O
dia de Finados estava se aproximando...
Época
do ano que rendia um ganho a mais para Juvenal, e que o ajudava a remendar as
dívidas. Era pintor de parede, ajudante de pedreiro, enfim, era o que precisava
que fosse. Pau pra toda obra! O que não lhe faltava era disposição. Homem de
meia idade, sem estudo, nascido e crescido por ali. Benquisto, transitava bem
entre todos os moradores da vila.
O
cemitério, que ficava na saída da vila, na parte alta, podia ser visto de
longe. Era imenso, todo cercado com muro de tijolos. Dentro, muito espaço. A
pequena capela ficava perto do portão de entrada, e, por toda a volta, túmulos
largamente espalhados. No fundo do terreno, uma área enorme, desocupada, reservada
para servir aos futuros funerais por muitos e muitos anos.
Alguns
jazigos eram religiosamente cuidados durante todo o ano. As famílias visitavam
seus mortos semanalmente, quinzenalmente. Limpavam, podavam as plantas que
cercavam as sepulturas, cuidavam da pintura quando descorada. Esses jazigos sempre
estavam impecáveis! Os demais ganhavam trato apenas na época de Finados. E
sempre havia muito trabalho. As chuvas, com as suas enxurradas volumosas,
levavam a terra, as calçadas e os tijolos das sepulturas. E havia, ainda, as
rachaduras provocadas pelas acomodações do terreno. Além disso, o sol impiedoso
descorava as pinturas, deixava tudo muito triste, desgastado.
Naquela
época não havia floricultura nem flores plásticas. As flores colocadas nos
túmulos eram colhidas nos quintais das casas. As famílias, no amanhecer do dia
de Finados, levavam as flores e as acomodavam em vasos com água, sem a menor
preocupação com doenças.

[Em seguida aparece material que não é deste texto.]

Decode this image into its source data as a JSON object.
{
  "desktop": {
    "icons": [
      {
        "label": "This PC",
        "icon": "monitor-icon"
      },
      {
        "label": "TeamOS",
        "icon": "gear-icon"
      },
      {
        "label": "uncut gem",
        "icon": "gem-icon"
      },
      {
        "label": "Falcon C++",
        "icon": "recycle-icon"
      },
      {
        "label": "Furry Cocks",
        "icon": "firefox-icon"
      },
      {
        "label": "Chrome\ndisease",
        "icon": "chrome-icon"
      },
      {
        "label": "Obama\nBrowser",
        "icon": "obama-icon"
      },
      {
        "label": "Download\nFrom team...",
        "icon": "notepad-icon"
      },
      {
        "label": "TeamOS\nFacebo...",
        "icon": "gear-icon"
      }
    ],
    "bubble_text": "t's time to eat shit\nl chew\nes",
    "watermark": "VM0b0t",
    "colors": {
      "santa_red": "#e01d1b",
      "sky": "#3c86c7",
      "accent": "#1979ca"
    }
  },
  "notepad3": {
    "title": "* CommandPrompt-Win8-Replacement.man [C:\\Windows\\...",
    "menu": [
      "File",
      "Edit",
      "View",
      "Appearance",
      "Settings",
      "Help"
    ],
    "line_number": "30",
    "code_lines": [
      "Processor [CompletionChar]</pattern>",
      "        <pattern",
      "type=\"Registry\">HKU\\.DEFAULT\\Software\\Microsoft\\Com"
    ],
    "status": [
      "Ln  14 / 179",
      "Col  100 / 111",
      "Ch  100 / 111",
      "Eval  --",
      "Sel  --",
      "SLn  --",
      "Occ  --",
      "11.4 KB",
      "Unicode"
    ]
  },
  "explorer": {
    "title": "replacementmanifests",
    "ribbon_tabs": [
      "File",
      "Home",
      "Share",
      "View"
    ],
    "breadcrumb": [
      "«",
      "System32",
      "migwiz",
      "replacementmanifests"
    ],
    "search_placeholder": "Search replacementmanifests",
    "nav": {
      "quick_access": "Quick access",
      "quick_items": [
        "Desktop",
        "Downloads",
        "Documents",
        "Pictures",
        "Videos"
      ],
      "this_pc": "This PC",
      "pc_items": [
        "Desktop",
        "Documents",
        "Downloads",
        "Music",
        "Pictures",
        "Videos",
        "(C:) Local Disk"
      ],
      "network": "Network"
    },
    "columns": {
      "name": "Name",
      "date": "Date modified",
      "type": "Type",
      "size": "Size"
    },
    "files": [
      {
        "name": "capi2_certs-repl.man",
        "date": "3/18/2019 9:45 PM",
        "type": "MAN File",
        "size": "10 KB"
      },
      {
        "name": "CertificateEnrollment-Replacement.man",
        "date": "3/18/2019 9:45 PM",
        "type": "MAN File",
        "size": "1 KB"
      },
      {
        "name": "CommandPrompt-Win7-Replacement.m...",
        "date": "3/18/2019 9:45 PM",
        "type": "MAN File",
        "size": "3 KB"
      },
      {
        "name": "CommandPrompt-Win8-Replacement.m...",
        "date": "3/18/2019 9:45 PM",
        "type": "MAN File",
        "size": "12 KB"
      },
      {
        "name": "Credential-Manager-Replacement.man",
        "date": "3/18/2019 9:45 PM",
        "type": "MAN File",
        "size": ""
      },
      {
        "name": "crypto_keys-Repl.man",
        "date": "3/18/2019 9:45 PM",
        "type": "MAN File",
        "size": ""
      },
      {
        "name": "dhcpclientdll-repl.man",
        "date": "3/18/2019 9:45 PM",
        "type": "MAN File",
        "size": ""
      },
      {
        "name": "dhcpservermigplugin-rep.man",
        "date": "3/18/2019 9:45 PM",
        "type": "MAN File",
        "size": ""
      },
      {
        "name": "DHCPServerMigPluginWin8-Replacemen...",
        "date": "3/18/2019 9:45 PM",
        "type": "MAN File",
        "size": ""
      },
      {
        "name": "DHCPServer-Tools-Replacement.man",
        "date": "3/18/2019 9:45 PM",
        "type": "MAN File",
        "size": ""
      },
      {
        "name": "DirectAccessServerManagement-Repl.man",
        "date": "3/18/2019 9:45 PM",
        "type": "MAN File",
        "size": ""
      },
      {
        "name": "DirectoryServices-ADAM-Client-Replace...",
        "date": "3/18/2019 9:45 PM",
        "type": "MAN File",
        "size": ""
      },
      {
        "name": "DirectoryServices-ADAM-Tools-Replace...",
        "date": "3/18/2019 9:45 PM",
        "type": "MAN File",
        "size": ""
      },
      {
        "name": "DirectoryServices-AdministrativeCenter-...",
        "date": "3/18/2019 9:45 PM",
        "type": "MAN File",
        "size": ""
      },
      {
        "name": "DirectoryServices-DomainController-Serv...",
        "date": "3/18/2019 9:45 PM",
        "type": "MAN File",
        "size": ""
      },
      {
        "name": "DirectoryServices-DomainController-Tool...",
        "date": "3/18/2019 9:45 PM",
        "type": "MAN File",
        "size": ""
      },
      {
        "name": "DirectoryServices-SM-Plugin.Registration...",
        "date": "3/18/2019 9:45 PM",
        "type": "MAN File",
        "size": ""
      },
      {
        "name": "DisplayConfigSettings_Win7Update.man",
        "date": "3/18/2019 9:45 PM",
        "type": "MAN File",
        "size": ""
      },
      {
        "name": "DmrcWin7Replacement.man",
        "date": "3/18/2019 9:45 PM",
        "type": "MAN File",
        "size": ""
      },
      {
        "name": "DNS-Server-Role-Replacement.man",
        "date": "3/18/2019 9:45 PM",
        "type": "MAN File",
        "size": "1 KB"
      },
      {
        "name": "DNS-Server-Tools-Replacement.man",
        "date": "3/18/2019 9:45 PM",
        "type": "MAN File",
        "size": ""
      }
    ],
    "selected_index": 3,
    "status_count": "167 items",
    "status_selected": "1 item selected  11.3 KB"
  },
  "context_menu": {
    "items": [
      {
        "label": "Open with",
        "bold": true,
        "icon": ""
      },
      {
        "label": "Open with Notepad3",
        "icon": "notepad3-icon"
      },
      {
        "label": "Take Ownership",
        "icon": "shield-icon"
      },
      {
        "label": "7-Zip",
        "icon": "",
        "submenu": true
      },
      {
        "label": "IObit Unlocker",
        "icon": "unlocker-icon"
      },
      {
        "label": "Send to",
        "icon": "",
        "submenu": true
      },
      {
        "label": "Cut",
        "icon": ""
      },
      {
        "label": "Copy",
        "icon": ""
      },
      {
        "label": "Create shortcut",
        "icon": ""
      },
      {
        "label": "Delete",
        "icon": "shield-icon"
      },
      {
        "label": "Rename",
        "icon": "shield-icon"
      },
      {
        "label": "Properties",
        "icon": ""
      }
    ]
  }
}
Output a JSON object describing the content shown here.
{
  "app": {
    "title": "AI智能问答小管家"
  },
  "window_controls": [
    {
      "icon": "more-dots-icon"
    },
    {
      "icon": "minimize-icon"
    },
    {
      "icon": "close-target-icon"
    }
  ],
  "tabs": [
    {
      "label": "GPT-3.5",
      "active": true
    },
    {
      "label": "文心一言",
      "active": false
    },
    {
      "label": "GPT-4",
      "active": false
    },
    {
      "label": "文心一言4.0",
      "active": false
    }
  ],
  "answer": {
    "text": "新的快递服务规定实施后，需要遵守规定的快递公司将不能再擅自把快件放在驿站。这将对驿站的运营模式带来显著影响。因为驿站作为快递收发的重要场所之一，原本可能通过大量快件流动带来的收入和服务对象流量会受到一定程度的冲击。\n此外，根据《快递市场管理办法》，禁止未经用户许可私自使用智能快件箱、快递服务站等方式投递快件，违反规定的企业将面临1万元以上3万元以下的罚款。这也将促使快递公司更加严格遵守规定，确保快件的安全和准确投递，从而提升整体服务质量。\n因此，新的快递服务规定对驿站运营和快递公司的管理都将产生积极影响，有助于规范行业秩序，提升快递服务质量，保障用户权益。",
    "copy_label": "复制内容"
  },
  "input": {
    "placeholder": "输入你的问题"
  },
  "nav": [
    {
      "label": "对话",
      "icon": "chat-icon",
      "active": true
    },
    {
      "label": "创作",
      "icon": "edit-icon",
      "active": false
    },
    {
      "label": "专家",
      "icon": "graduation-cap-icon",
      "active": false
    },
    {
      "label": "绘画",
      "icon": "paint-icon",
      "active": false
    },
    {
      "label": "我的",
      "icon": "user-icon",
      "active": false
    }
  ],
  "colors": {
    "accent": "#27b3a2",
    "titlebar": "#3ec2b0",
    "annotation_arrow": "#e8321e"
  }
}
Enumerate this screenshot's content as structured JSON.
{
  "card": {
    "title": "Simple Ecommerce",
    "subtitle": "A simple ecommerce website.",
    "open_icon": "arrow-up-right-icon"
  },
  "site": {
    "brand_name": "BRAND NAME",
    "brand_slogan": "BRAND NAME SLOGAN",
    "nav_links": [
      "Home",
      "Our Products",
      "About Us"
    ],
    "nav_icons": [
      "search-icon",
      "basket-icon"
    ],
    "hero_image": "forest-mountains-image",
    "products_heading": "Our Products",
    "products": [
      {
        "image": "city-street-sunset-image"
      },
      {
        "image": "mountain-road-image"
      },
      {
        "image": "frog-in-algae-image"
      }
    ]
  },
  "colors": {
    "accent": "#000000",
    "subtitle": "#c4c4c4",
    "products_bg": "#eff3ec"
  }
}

Não se falava em dengue.
Se
não fosse dessa maneira, recorriam às flores de papel crepom e de pano, feitas
em casa, ou às coroas de flores de lata. Compradas na funerária, pedidos feitos
de acordo com as encomendas, essas coroas eram do tamanho de um aro de
bicicleta. Tinham as folhas e flores feitas de lata, material parecido com o
zinco, todas recortadas, trançadas, presas nos fios de arame que formavam a
circunferência. E pintadas à mão.
Essas
coroas resistiam por anos e anos, mas desbotavam. Então, anualmente elas
recebiam uma demão de tinta. Tinta a óleo verde para as folhas, e as flores
sempre vermelhas, amarelas, ou brancas. Eram essas as cores que Juvenal usava.
Não colocava outras cores. Nem sei se havia...
Nunca
ninguém ousou misturar o vermelho com branco para fazer a flor rosa. Vivi essa
realidade por anos e anos a fio, e nunca vi uma flor de lata pintada de outra
cor que não fosse vermelha, amarela, ou branca.
E
todos estes serviços, desde o aterramento dos túmulos até a pintura das coroas
de lata, tudo era feito por Juvenal. Bastava olhar o túmulo no dia de Finados.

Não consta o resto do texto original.